Advanced Usage: --websites

To monitor multiple websites with custom configuration, you can use a configuration file.

Here is an example JSON file that can be used to setup two websites to be monitored at different times:

{
  "https://example.com/health1": { "frequency": 300 },
  "https://example.com/health2": { "frequency": 120 }
}

The file can be provided using the --websites command line option:

$ httpcheck --websites websites.json

If this websites.json file changes, you can reload the configuration by sending the HUP signal to the process. The key of the top level object in websites.json will be used to update existing tasks and remove any tasks no longer mentioned in the configuration.

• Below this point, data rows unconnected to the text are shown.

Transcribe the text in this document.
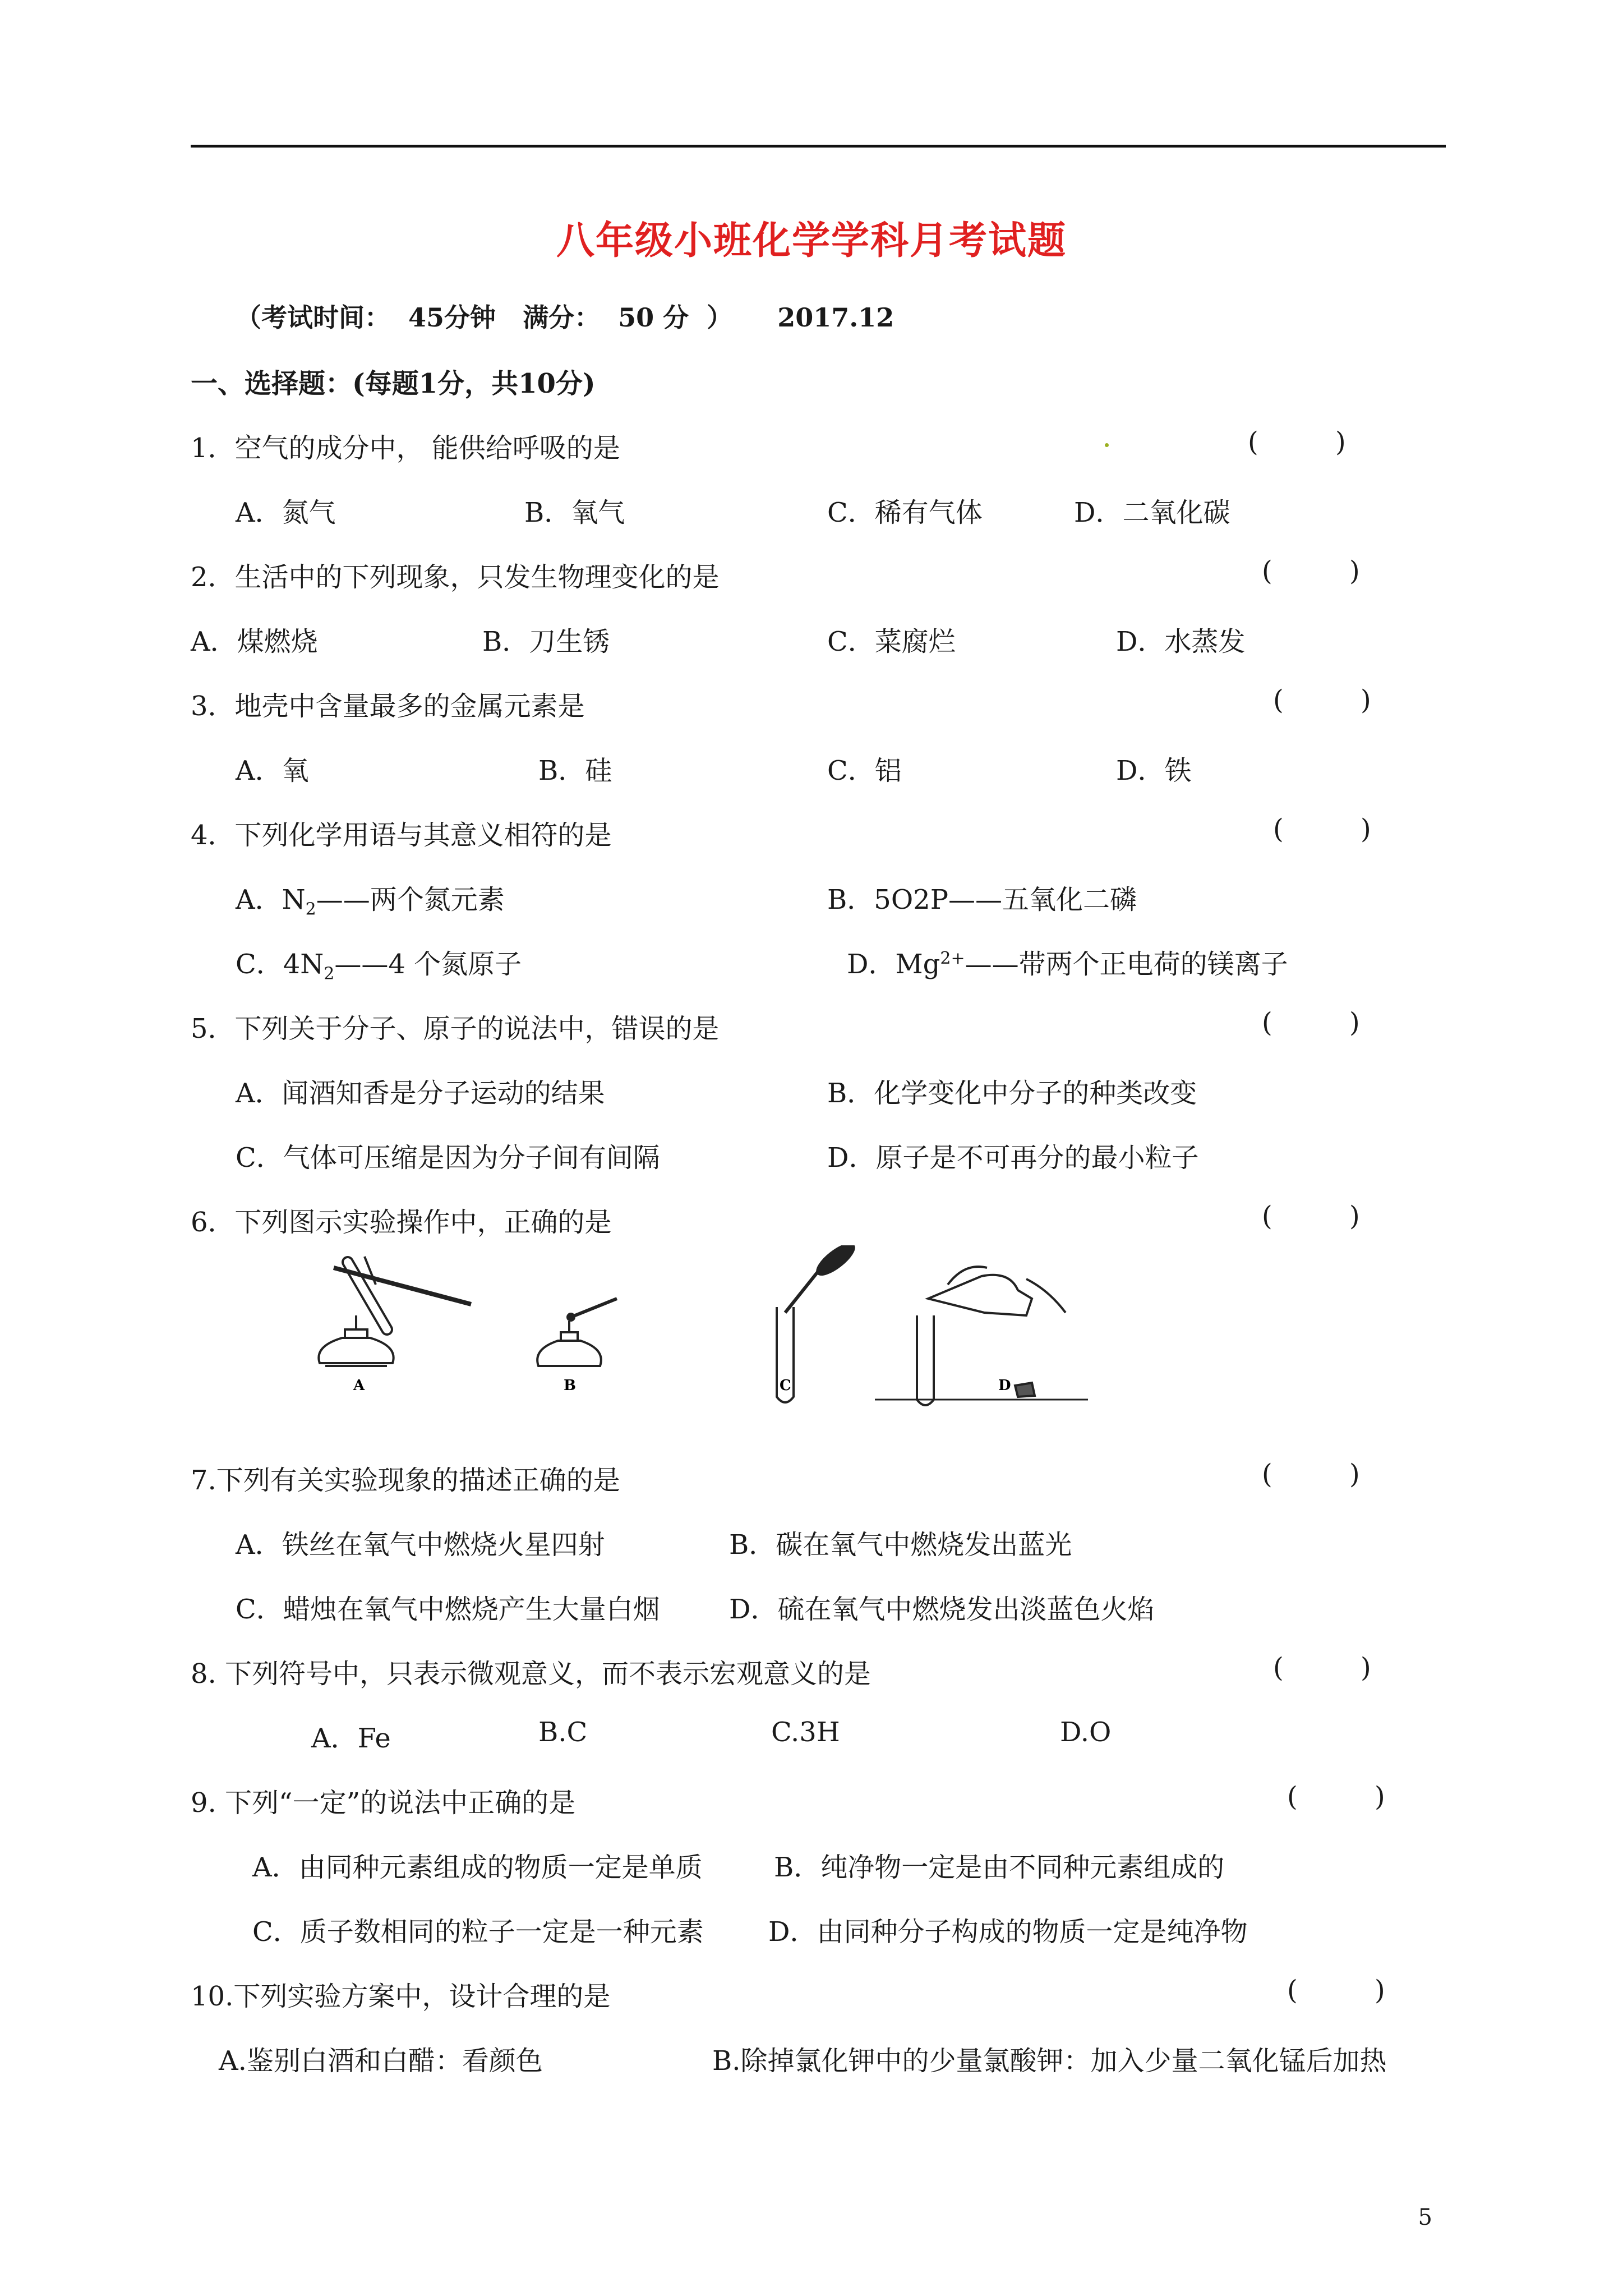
八年级小班化学学科月考试题
（考试时间：  45分钟   满分：  50 分  ）     2017.12
一、选择题：(每题1分，共10分)
1．空气的成分中， 能供给呼吸的是	(         )
A．氮气	B．氧气	C．稀有气体	D．二氧化碳
2．生活中的下列现象，只发生物理变化的是	(         )
A．煤燃烧	B．刀生锈	C．菜腐烂	D．水蒸发
3．地壳中含量最多的金属元素是	(         )
A．氧	B．硅	C．铝	D．铁
4．下列化学用语与其意义相符的是	(         )
A．$N_2——$两个氮元素	B．5O2P——五氧化二磷
C．$4N_2——4$ 个氮原子	D．$Mg^{2+}——$带两个正电荷的镁离子
5．下列关于分子、原子的说法中，错误的是	(         )
A．闻酒知香是分子运动的结果	B．化学变化中分子的种类改变
C．气体可压缩是因为分子间有间隔	D．原子是不可再分的最小粒子
6．下列图示实验操作中，正确的是	(         )
A	B	C	D
7.下列有关实验现象的描述正确的是	(         )
A．铁丝在氧气中燃烧火星四射	B．碳在氧气中燃烧发出蓝光
C．蜡烛在氧气中燃烧产生大量白烟	D．硫在氧气中燃烧发出淡蓝色火焰
8. 下列符号中，只表示微观意义，而不表示宏观意义的是	(         )
A．Fe	B.C	C.3H	D.O
9. 下列“一定”的说法中正确的是	(         )
A．由同种元素组成的物质一定是单质	B．纯净物一定是由不同种元素组成的
C．质子数相同的粒子一定是一种元素 D．由同种分子构成的物质一定是纯净物
10.下列实验方案中，设计合理的是	(         )
A.鉴别白酒和白醋：看颜色	B.除掉氯化钾中的少量氯酸钾：加入少量二氧化锰后加热
5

If you would like to reserve the ability to seamlessly change the URL, you can use a custom key and provide the URL in the configuration, eg:

{
  "one": {"url": "https://example.com/health1", "frequency": 300 },
  "two": {"url": "https://example.com/health2", "frequency": 120 }
}

Development

Alternatively, we can run it directly in docker-compose:

$ touch .env
$ docker-compose run --rm httpcheck httpcheck --help

Tests

  • Run the full test suite with make test (will build and run inside docker).
  • Run a system test by calling make system-test

More information

All command line arguments/environment variables are described in httpcheck --help. Likewise, all available make targets can be listed with make help.